It’s impossible to understand the history of Bearskin Lodge without first understanding the story of Hattie Ogle McGiffin. Hattie was born on February 24, 1898. At this time, Gatlinburg was a sleepy logging community nestled in the foothills of Southern Appalachia; however, rural life was tough as the town did not have municipal utilities such as running water, electricity, telephone, or a sewer system. Despite the odds, the residents of Gatlinburg were resilient and understood the value of hard work. In 1912, at the age of 14, Hattie began working for her father at his general store selling everything from farm tools and toys to flour and butter. Despite the wide variety in products, Hattie became particularly skilled at one specific component of the business – negotiating with hunters on animal skins. Due to the indigenous wildlife, one of the most prevalent skins she dealt with were bearskins. Five years later, Hattie found love when she married Charles “Charlie” Austin Ogle, whose family owned the other general store in town. The business and family began to grow as Charlie and Hattie had four children, all of whom were active in the family business. In 1932, she opened her first independent business venture, The Bearskin Craft Shop. The Bearskin Craft Shop was the first craft shop in Gatlinburg not affiliated with the Pi Beta Phi Fraternity and was located where The Ogle Building sits today on the Parkway in downtown Gatlinburg.
Overnight lodging began to emerge as Gatlinburg slowly earned the reputation as a charming, mountain resort community in the 1920s. Rumors began to swirl from Knoxville about the possibility of forming a new national park that would potentially be located near Gatlinburg. Hattie foresaw the potential and impact this would have on Gatlinburg as a tourism market, as well as the demand that could be generated for overnight accommodations by guests visiting the national park. So, after a few successful ventures in retail, Hattie decided to dip her toes into the hospitality industry in the early 1940s. Her mission was to create a warm, authentic, welcoming atmosphere with exceptional service. Starting small, she built several intimate cottages on family-owned land that was being used as a cow pasture. Over time, she grew the property to consist of the original house and seven cottages which she named The Bearskin Tourist Home. As popularity grew and demand outpaced supply, Hattie tore down the original house and built a 15-room motel – The Bearskin Motel. The warm, plush rooms consisted of cozy fireplaces, locally sourced stone, and custom-made interior woodwork made of wormy chestnut. One of the most unique characteristics of the motel was the pool which was created in the shape of a bearskin. Hattie’s philosophy was simple – provide first class accommodations with exceptional service at a fair price.
The Bearskin Motel experienced many successful years of entertaining and serving its valued guests. Gatlinburg’s economy continued to expand as more accommodations, attractions, and retail began to line the Parkway in downtown Gatlinburg. Hattie increased her lodging footprint by building the Roaring Fork Motel and the Dudley Creek RV Park. Due to the rapid growth and increased tourism, parking became scarce. Hattie ultimately believed the greatest and most valuable use of the property was to create parking; therefore, The Bearskin Motel was demolished in the late 1980s. In her truest entrepreneurial and pioneer spirit, one of the last projects of her life was building The Bearskin Parking Garage which was one of the first parking garages built in the city of Gatlinburg. The Bearskin Parking Garage still stands today next to TGI Friday’s in downtown Gatlinburg. Hattie passed away on June 21, 2002 at the age of 104.
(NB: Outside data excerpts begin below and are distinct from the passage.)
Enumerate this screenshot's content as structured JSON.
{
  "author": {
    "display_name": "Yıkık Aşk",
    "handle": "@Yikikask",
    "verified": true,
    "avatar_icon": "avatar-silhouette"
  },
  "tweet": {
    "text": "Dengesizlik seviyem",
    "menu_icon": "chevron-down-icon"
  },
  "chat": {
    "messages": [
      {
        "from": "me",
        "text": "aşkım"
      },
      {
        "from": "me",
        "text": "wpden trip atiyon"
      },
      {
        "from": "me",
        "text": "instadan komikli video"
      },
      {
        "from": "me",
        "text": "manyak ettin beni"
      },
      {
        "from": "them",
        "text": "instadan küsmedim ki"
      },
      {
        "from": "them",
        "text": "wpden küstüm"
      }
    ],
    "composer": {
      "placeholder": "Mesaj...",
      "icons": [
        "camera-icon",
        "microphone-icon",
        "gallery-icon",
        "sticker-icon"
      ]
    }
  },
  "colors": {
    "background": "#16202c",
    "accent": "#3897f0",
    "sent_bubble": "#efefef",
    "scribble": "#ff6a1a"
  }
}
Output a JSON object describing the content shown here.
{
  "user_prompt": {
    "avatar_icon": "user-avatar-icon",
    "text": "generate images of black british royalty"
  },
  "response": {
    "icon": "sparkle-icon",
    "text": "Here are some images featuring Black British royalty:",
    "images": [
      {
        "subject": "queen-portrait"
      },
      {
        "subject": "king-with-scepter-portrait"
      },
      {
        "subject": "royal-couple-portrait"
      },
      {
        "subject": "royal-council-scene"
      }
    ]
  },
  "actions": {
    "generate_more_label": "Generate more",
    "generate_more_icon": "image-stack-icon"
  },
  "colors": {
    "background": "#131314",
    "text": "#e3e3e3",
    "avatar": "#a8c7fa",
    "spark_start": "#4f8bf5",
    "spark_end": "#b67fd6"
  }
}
Today, Hattie Ogle McGiffin’s family is still active in the lodging industry in the Smokies. On November 18, 1997, the Ogle family purchased the 1.4-acre property along the banks of the Little Pigeon River with visions of building a flagship property. It was the intent of the Ogle family to recreate that pioneer hospitality first demonstrated by Hattie Ogle McGiffin at The Bearskin Motel. After a few years of planning, design, permitting, and construction, the multi-million-dollar Bearskin Lodge opened its doors for business in 2000. Bearskin Lodge would soon become a guest favorite, hosting people from across the United States with cozy, mountainous rooms, rustic furniture, balconies overlooking the river, and yes, a bearskin rug displayed in the lobby just like its predecessor had used many years ago. Like before, the family holds the same values and mission that its matriarch possessed – To provide its cherished guests with an authentic experience celebrating the southern, rustic charm of Gatlinburg and the Smokies in a warm, welcoming environment with exceptional service.